In 1963 he was invited by Doctor Who's original producer, Verity Lambert, to write the very first story (as a replacement for Anthony Coburn's 100,000 BC), but declined. His son is child actor Stephen Dudley, who appeared in over 20 episodes of Survivors (1975-77) as John Millon.
John Black (director) Born May 9 1940
Doctor Who credits
Directed: The Keeper of Traken (1981), K-9 & Company (1981), Four to Doomsday (1982)
John had previously directed The Zoo Robbery (1973, which he also wrote and produced), The Unbroken Arrow (1976), Centre Play (1975-76), Coronation Street (1976-77), Crown Court (1979) and later directed for The Bill (1991). He also acted as producer on Robin Hood Junior in 1975.
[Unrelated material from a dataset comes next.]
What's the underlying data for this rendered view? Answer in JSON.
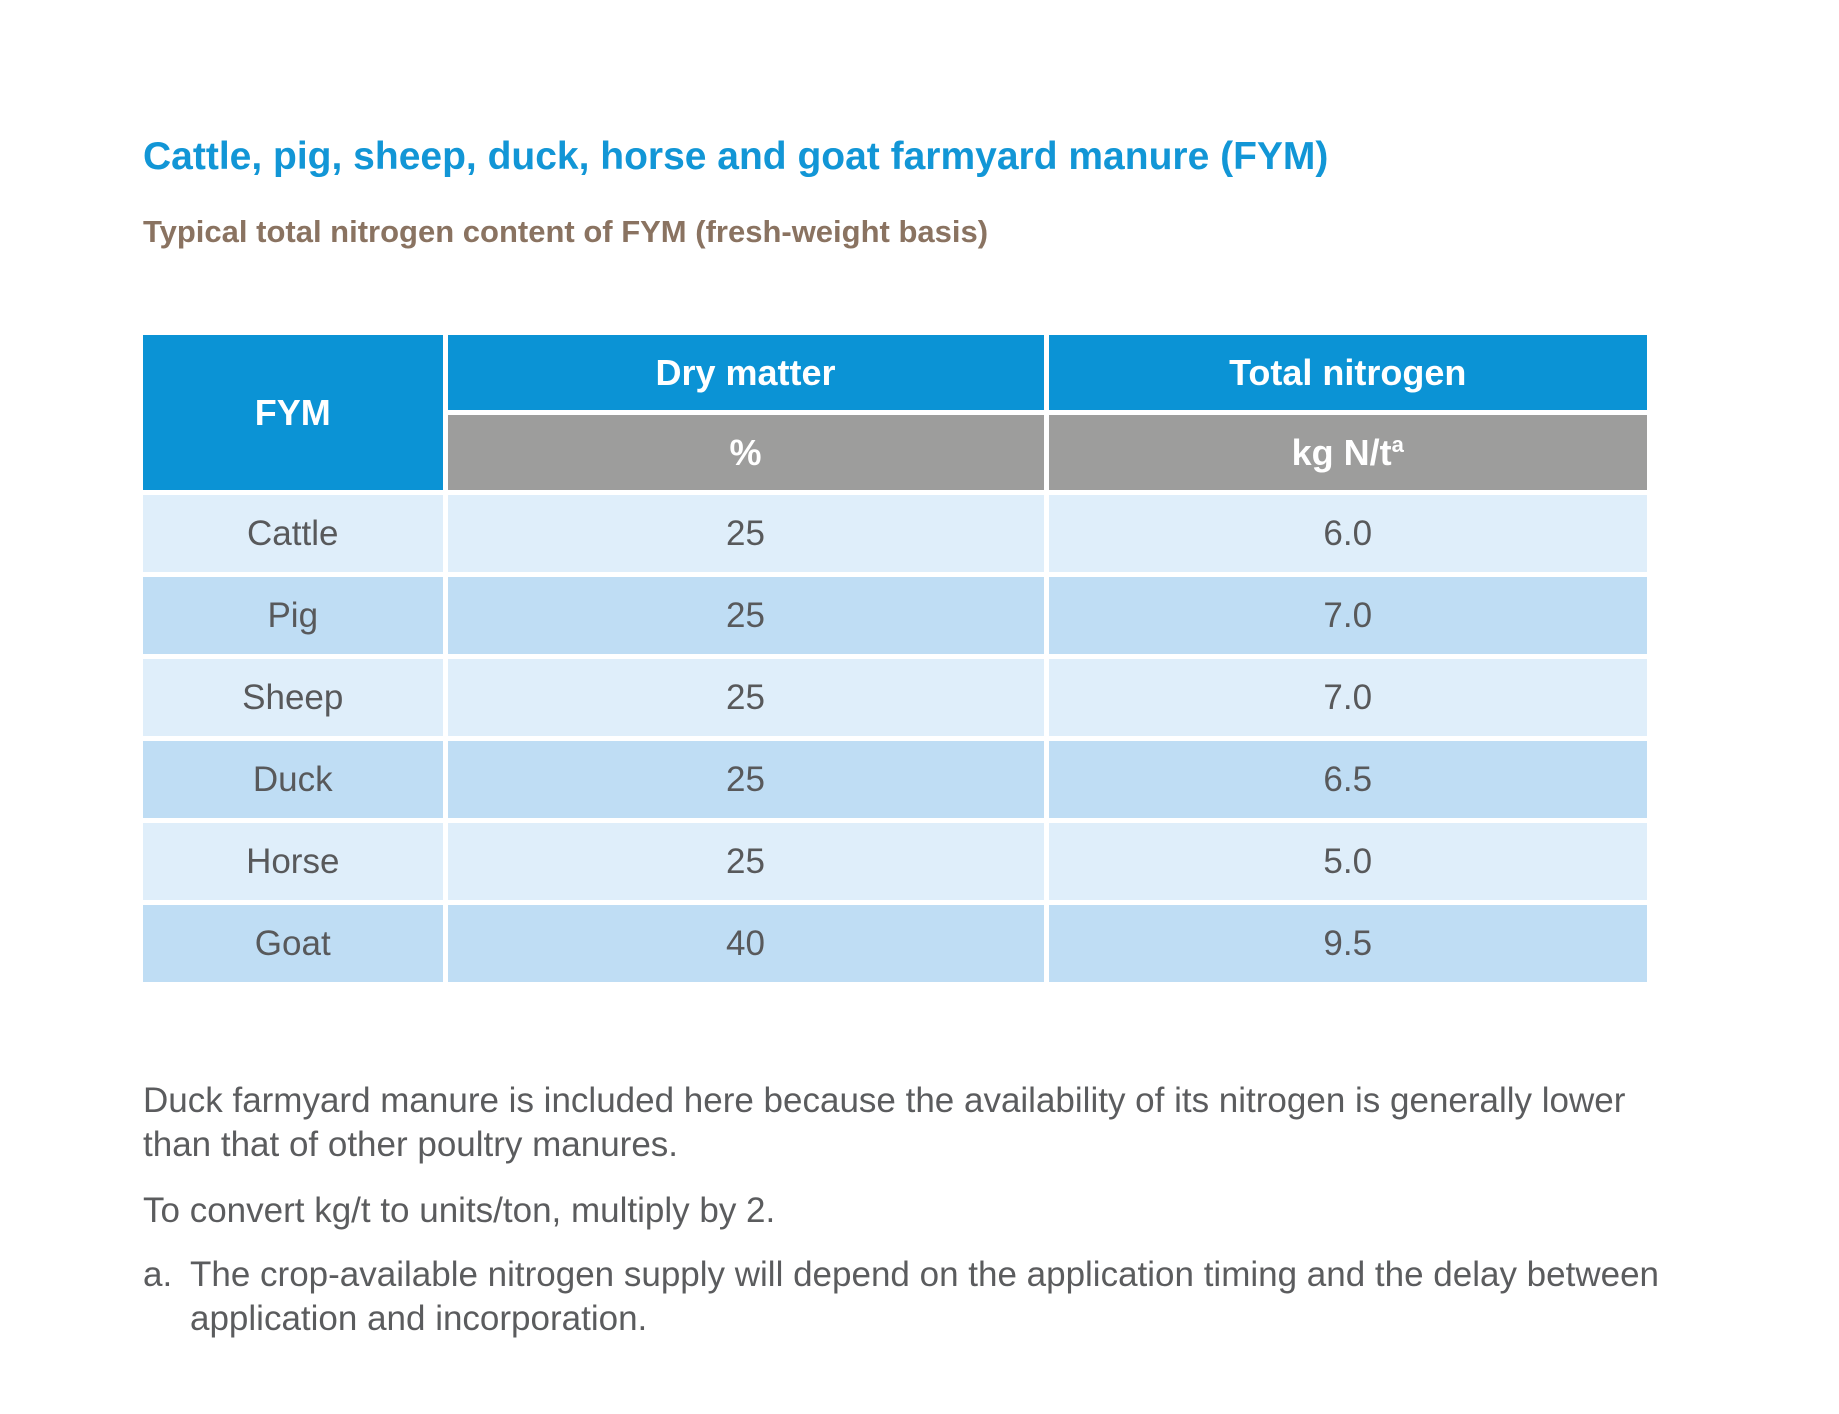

In 2017 Toby Hadoke released his Who's Round interview with John here.
John Nathan-Turner (producer) Aug 12 1947 to May 1 2002 (liver failure) Click here for John Nathan-Turner's entry on The Leisure Hive
Antony Root (script editor) Born Apr 16 1954
Doctor Who credits
Script edited: K-9 & Company (1981), Four to Doomsday, The Visitation, Earthshock (all 1982)
After starting as an assistant floor manager on Blake's 7 (1980) and later Private Schulz (1981), Antony became story editor on The Chinese Detective (1982) before his brief liaison with the world of Doctor Who. He moved on to script edit Strangers and Brothers (1984) and then became a producer on The Fear (1988), Lorna Doone (1990), Edward II (1991), Armistead Maupin's Tales of the City (1993), Cold Comfort Farm (1995), Call Red (1996), The Grand (1998), Far from the Madding Crowd (1998), Longitude (2000), Strange Relations (2001), Touching Evil (2004), Sofia's Diary UK (2008-09), Burning Bush (2013), Tarsas Jatek (2013), Without Secrets (2013), Mammon (2015), Terapia (2014-17), The Border (2014-17), Easy Living (2015-18) and Terapie (2013-19). He was also script consultant on Armistead Maupin's More Tales of the City (1998).
After leaving the BBC in 1984, he worked for Euston Films and then Working Title, and in 1995 became head of drama at Thames TV, later working for Granada TV's American arm. He now works for HBO Central Europe as executive vice-president. During his career he has been nominated for two Emmys, a PGA Golden Laurel Award and a Golden Satellite Award. He also holds a directorship of Sony Pictures TV and, until it folded in 2011, the female dance troupe The Cholmondeleys.